I do my panoramic stitching in-camera now, through the flick of a switch, a tiny one.  It might be the size of a credit card this camera (I arrived and checked my pockets in a panic wondering if I had actually remembered to bring it with me) but the processing power to churn out huge panoramic images is wildly amazing and easily exciting enough to make me smile out loud.  Firing off multiple frames and stitching them in five seconds uses up more battery power but it's soooOOoooo remarkable - it would take me forever doing these in Hugin at home on a laptop.

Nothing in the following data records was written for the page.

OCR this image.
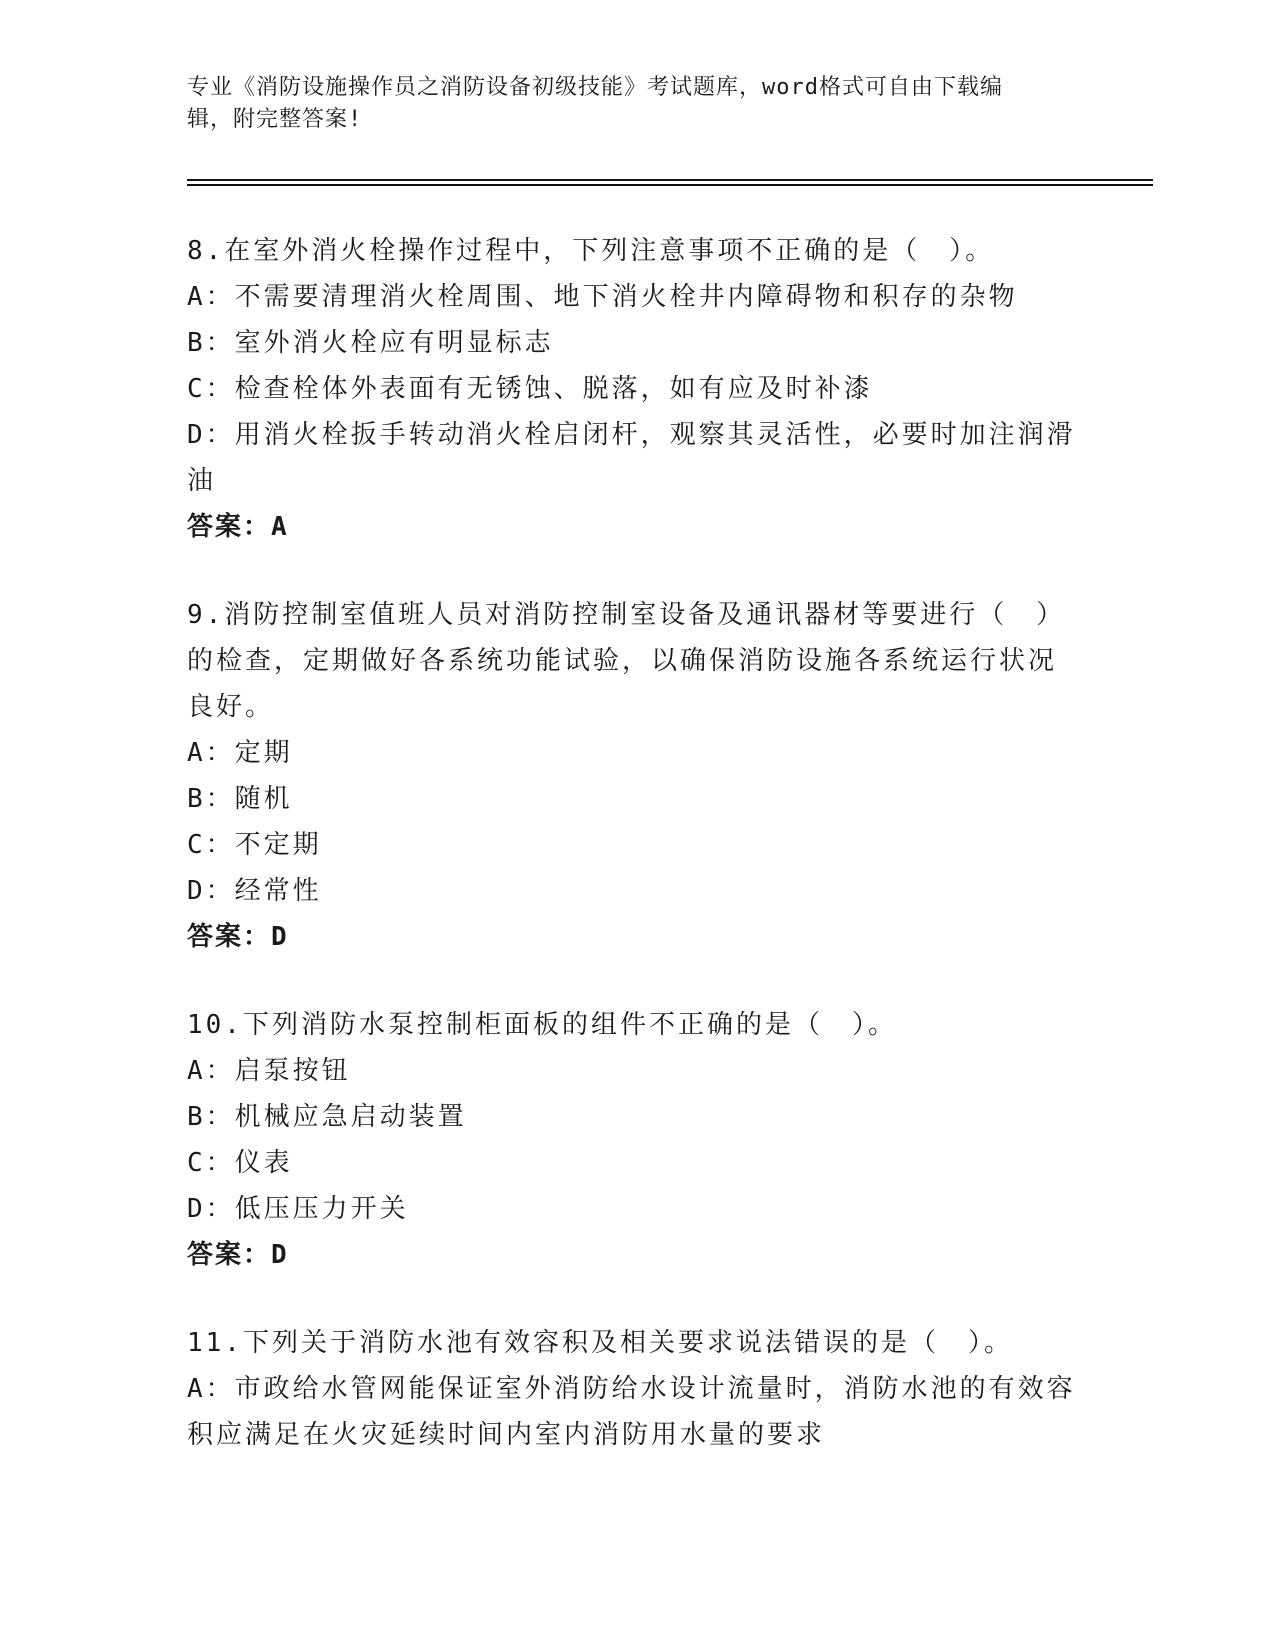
专业《消防设施操作员之消防设备初级技能》考试题库，word格式可自由下载编
辑，附完整答案!
8.在室外消火栓操作过程中，下列注意事项不正确的是（　）。
A：不需要清理消火栓周围、地下消火栓井内障碍物和积存的杂物
B：室外消火栓应有明显标志
C：检查栓体外表面有无锈蚀、脱落，如有应及时补漆
D：用消火栓扳手转动消火栓启闭杆，观察其灵活性，必要时加注润滑
油
答案：A
9.消防控制室值班人员对消防控制室设备及通讯器材等要进行（　）
的检查，定期做好各系统功能试验，以确保消防设施各系统运行状况
良好。
A：定期
B：随机
C：不定期
D：经常性
答案：D
10.下列消防水泵控制柜面板的组件不正确的是（　）。
A：启泵按钮
B：机械应急启动装置
C：仪表
D：低压压力开关
答案：D
11.下列关于消防水池有效容积及相关要求说法错误的是（　）。
A：市政给水管网能保证室外消防给水设计流量时，消防水池的有效容
积应满足在火灾延续时间内室内消防用水量的要求
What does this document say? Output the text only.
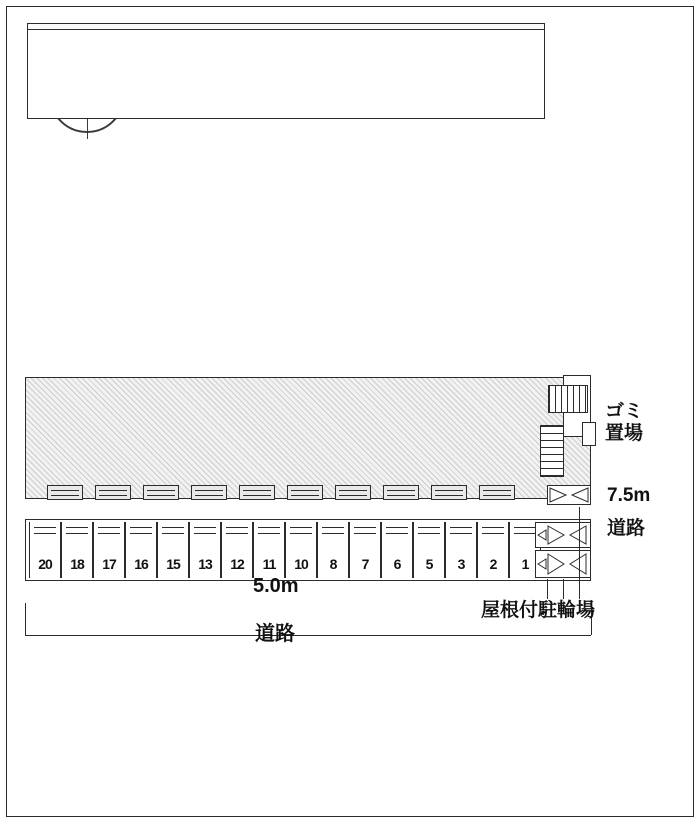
20	18	17	16	15	13	12	11	10	8	7	6	5	3	2	1
ゴミ
置場
7.5m
道路
5.0m
道路
屋根付駐輪場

As well as trying to draw the horizon as a straight line (like this one) it's a treat to try to bend the scene into a new form, re-working it into a super-sculpture.  The camera can get annoyed with some of these bendy trajectories and pulls out with only half the frame intact, but more often than not it keeps going, chugging away furiously and comes up with a decent result.  And I've noticed it's definitely getting better at working out what I'm trying to do and tries to do it.  It's massively brainy.  The 12-13 MB jpeg output is detailed, and at 254dpi works out at metre-wide prints; not that I am thinking of ever printing, and if I did it would be at 12" or 16" tops, and probably smaller than that, most likely, much smaller. After all, small, is still the new very big, as everyone knows, even if they aren't admitting it. Yet. And so that means really small is the extremely very big.  It makes sense.  To me.

It's still nice to know the detail is in there, even if it will be invisible.